I don’t think the Los Angeles Chargers need to spend multiple picks on offensive weapons for Rivers. Both Tyrell Williams, Dontrelle Inman, and Hunter Henry proved they can produce in this offense. With Keenan Allen and Melvin Gordon returning from injuries, this team can be explosive in 2017. If this team can upgrade their offensive line and add depth on defense, they will be poised to rise up in the AFC West.
Post Season Prospects
The Los Angeles Chargers have some work to if they want to make a playoff push in 2017. There are key offensive and defensive metrics that can help predict postseason success.
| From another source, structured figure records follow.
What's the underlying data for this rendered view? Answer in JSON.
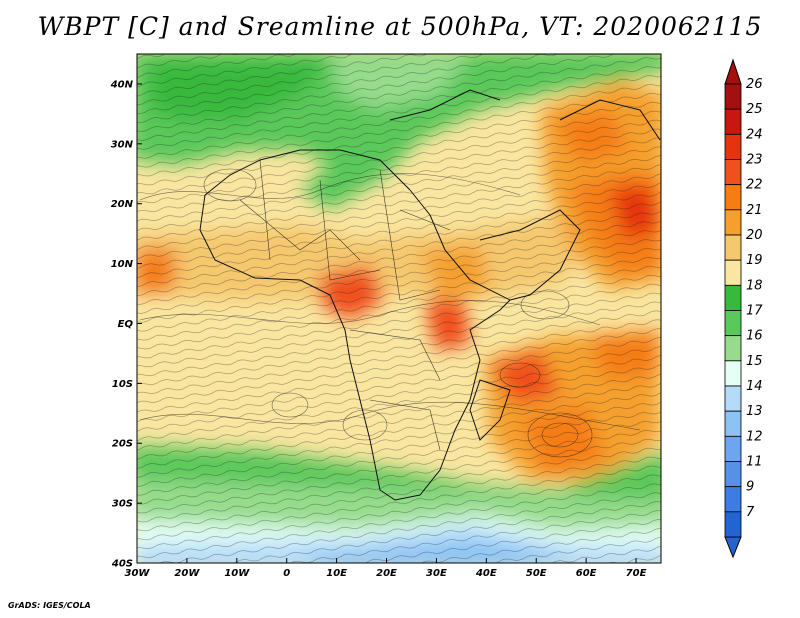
{
  "title": "WBPT [C] and Sreamline at 500hPa, VT: 2020062115",
  "footer": "GrADS: IGES/COLA",
  "map": {
    "lon_range": [
      -30,
      75
    ],
    "lat_range": [
      -40,
      45
    ],
    "x_ticks": [
      {
        "value": -30,
        "label": "30W"
      },
      {
        "value": -20,
        "label": "20W"
      },
      {
        "value": -10,
        "label": "10W"
      },
      {
        "value": 0,
        "label": "0"
      },
      {
        "value": 10,
        "label": "10E"
      },
      {
        "value": 20,
        "label": "20E"
      },
      {
        "value": 30,
        "label": "30E"
      },
      {
        "value": 40,
        "label": "40E"
      },
      {
        "value": 50,
        "label": "50E"
      },
      {
        "value": 60,
        "label": "60E"
      },
      {
        "value": 70,
        "label": "70E"
      }
    ],
    "y_ticks": [
      {
        "value": 40,
        "label": "40N"
      },
      {
        "value": 30,
        "label": "30N"
      },
      {
        "value": 20,
        "label": "20N"
      },
      {
        "value": 10,
        "label": "10N"
      },
      {
        "value": 0,
        "label": "EQ"
      },
      {
        "value": -10,
        "label": "10S"
      },
      {
        "value": -20,
        "label": "20S"
      },
      {
        "value": -30,
        "label": "30S"
      },
      {
        "value": -40,
        "label": "40S"
      }
    ]
  },
  "colorbar": {
    "levels": [
      {
        "label": "26",
        "color": "#a50f0f"
      },
      {
        "label": "25",
        "color": "#c8170f"
      },
      {
        "label": "24",
        "color": "#e6320f"
      },
      {
        "label": "23",
        "color": "#f0501e"
      },
      {
        "label": "22",
        "color": "#f57d14"
      },
      {
        "label": "21",
        "color": "#f5a02d"
      },
      {
        "label": "20",
        "color": "#f5c86e"
      },
      {
        "label": "19",
        "color": "#fae6a0"
      },
      {
        "label": "18",
        "color": "#37b93c"
      },
      {
        "label": "17",
        "color": "#5ac85a"
      },
      {
        "label": "16",
        "color": "#96dc8c"
      },
      {
        "label": "15",
        "color": "#e6fff5"
      },
      {
        "label": "14",
        "color": "#b4dcfa"
      },
      {
        "label": "13",
        "color": "#8cc3f5"
      },
      {
        "label": "12",
        "color": "#6ea5f0"
      },
      {
        "label": "11",
        "color": "#5591e6"
      },
      {
        "label": "9",
        "color": "#3c7de1"
      },
      {
        "label": "7",
        "color": "#2364d2"
      }
    ]
  }
}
Here are the categories and where the Chargers stack up compared to the rest of the league.
As I’ve said in my previous evaluations, you don’t have to be elite in every statistic. But, a team can’t have a glaring hole and hope to compete in the playoffs. Every divisional winner this season was top 15 in two or more categories on each side of the ball. We already know the Chargers need to be better up front. Upgrade those positions and they will give up less sacks and allow them to have more prolonged drives. Thus, improving their time of possession as well.
The future of the Chargers defense is not as bleak as their overall rankings may suggests. I’ve talked at length in this series about how the points allowed statistic can be misleading. Yards allowed, 3rd down defense, and turnovers are all stats that the defense alone can control. In two of those areas, they are just outside the top 15 and top five in the third. If the offense can be more efficient, the defense will benefit tremendously.
Despite my positive outlook for the Chargers next season, I don’t think their record will improve much. First time head coaches rarely have immediate success. Not to mention, the transition to becoming the Los Angeles Chargers. While their weekly schedule isn’t set, their opponents are. Having to face the AFC and NFC East divisions does not bode well. Thankfully, the Chargers get the Brown and the Jaguars as their other non divisional games. I think the Chargers will finish 7-9 next season and last in the AFC West.